PACKAGE_STAGING_PATH = "gs://{}/sklearn_tutorial/package".format(bucket_name)
JOB_DIR = "gs://{}/sklearn_tutorial/output".format(bucket_name)
TRAINING_PACKAGE_PATH = folder_name
REGION = 'us-central1'
MAIN_TRAINER_MODULE = "{}.train".format(folder_name)


In [108]:
!gcloud ai-platform jobs submit training $JOB_NAME \
--staging-bucket gs://first_bucket_lugq \
--job-dir $JOB_DIR \
--package-path $TRAINING_PACKAGE_PATH \
--module-name $MAIN_TRAINER_MODULE \
--region $REGION \
--runtime-version 2.1 \
--python-version 3.7

Job [iris_training_04] submitted successfully.
Your job is still active.
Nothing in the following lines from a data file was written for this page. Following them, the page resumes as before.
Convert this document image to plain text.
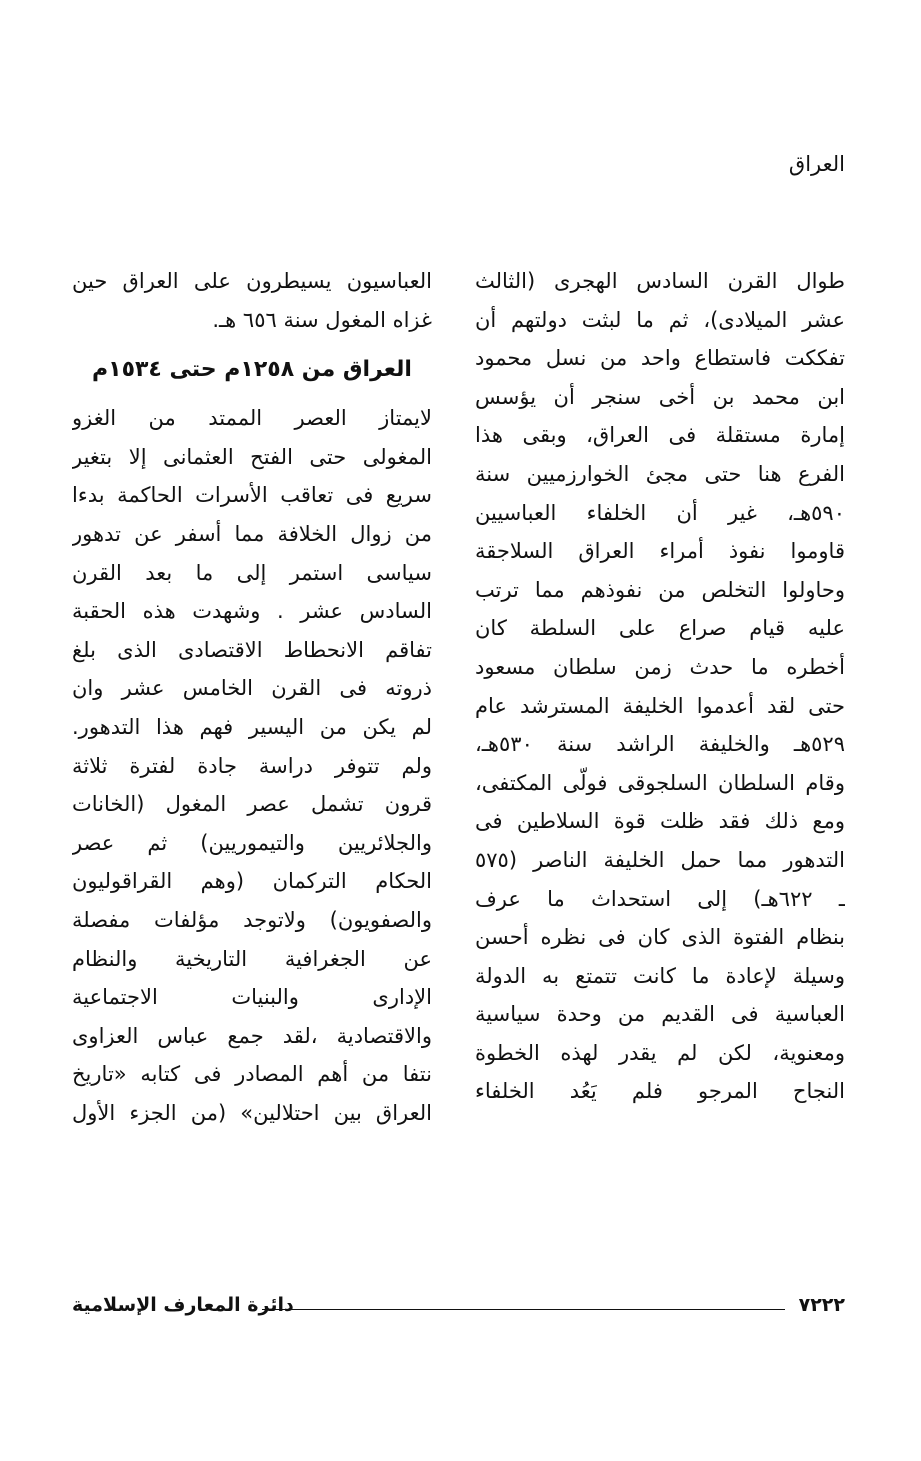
العراق
طوال القرن السادس الهجرى (الثالث
عشر الميلادى)، ثم ما لبثت دولتهم أن
تفككت فاستطاع واحد من نسل محمود
ابن محمد بن أخى سنجر أن يؤسس
إمارة مستقلة فى العراق، وبقى هذا
الفرع هنا حتى مجئ الخوارزميين سنة
٥٩٠هـ، غير أن الخلفاء العباسيين
قاوموا نفوذ أمراء العراق السلاجقة
وحاولوا التخلص من نفوذهم مما ترتب
عليه قيام صراع على السلطة كان
أخطره ما حدث زمن سلطان مسعود
حتى لقد أعدموا الخليفة المسترشد عام
٥٢٩هـ والخليفة الراشد سنة ٥٣٠هـ،
وقام السلطان السلجوقى فولّى المكتفى،
ومع ذلك فقد ظلت قوة السلاطين فى
التدهور مما حمل الخليفة الناصر (٥٧٥
ـ ٦٢٢هـ) إلى استحداث ما عرف
بنظام الفتوة الذى كان فى نظره أحسن
وسيلة لإعادة ما كانت تتمتع به الدولة
العباسية فى القديم من وحدة سياسية
ومعنوية، لكن لم يقدر لهذه الخطوة
النجاح المرجو فلم يَعُد الخلفاء
العباسيون يسيطرون على العراق حين
غزاه المغول سنة ٦٥٦ هـ.
العراق من ١٢٥٨م حتى ١٥٣٤م
لايمتاز العصر الممتد من الغزو
المغولى حتى الفتح العثمانى إلا بتغير
سريع فى تعاقب الأسرات الحاكمة بدءا
من زوال الخلافة مما أسفر عن تدهور
سياسى استمر إلى ما بعد القرن
السادس عشر . وشهدت هذه الحقبة
تفاقم الانحطاط الاقتصادى الذى بلغ
ذروته فى القرن الخامس عشر وان
لم يكن من اليسير فهم هذا التدهور.
ولم تتوفر دراسة جادة لفترة ثلاثة
قرون تشمل عصر المغول (الخانات
والجلائريين والتيموريين) ثم عصر
الحكام التركمان (وهم القراقوليون
والصفويون) ولاتوجد مؤلفات مفصلة
عن الجغرافية التاريخية والنظام
الإدارى والبنيات الاجتماعية
والاقتصادية ،لقد جمع عباس العزاوى
نتفا من أهم المصادر فى كتابه «تاريخ
العراق بين احتلالين» (من الجزء الأول
دائرة المعارف الإسلامية	٧٢٢٢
You may view the status of your job with the command

  $ gcloud ai-platform jobs describe iris_training_04

or continue streaming the logs with the command

  $ gcloud ai-platform jobs stream-logs iris_training_04
jobId: iris_training_04
state: QUEUED


In [110]:
! gcloud ai-platform jobs stream-logs iris_training_04

INFO	2020-05-27 09:42:26 +0000	service		Validating job requirements...
INFO	2020-05-27 09:42:26 +0000	service		Job creation request has been successfully validated.
INFO	2020-05-27 09:42:27 +0000	service		Job iris_training_04 is queued.
INFO	2020-05-27 09:42:27 +0000	service		Waiting for job to be provisioned.
INFO	2020-05-27 09:42:29 +0000	service		Waiting for training program to start.
INFO	2020-05-27 09:43:09 +0000	master-replica-0		Running task with arguments: --cluster={"chief": ["127.0.0.1:2222"]} --task={"type": "chief", "index": 0} --job={  "package_uris": ["gs://first_bucket_lugq/iris_training_04/f99e915a32b8d9eadfdf532e1210923d3eadd38a1ac1ef2dc5e03a758aa7f375/iris_tutorial-0.0.0.tar.gz"],  "python_module": "iris_tutorial.train",  "region": "us-central1",  "runtime_version": "2.1",  "job_dir": "gs://first_bucket_lugq/sklearn_tutorial/output",  "run_on_raw_vm": true,  "python_version": "3.7"}
INFO	2020-05-27 09:43:44 +0000	master-replica-0		Running module iris_tutorial.train.
I

## Well done

We have already deployed our training logic into server with training in cloud :). So great!

The next step is that we have already trained our model with fix parameters without any parameters tuning, also the benefit with cloud training is distributed training with Tensorflow,  XGBoost and even sklearn. Will make it happen in later step.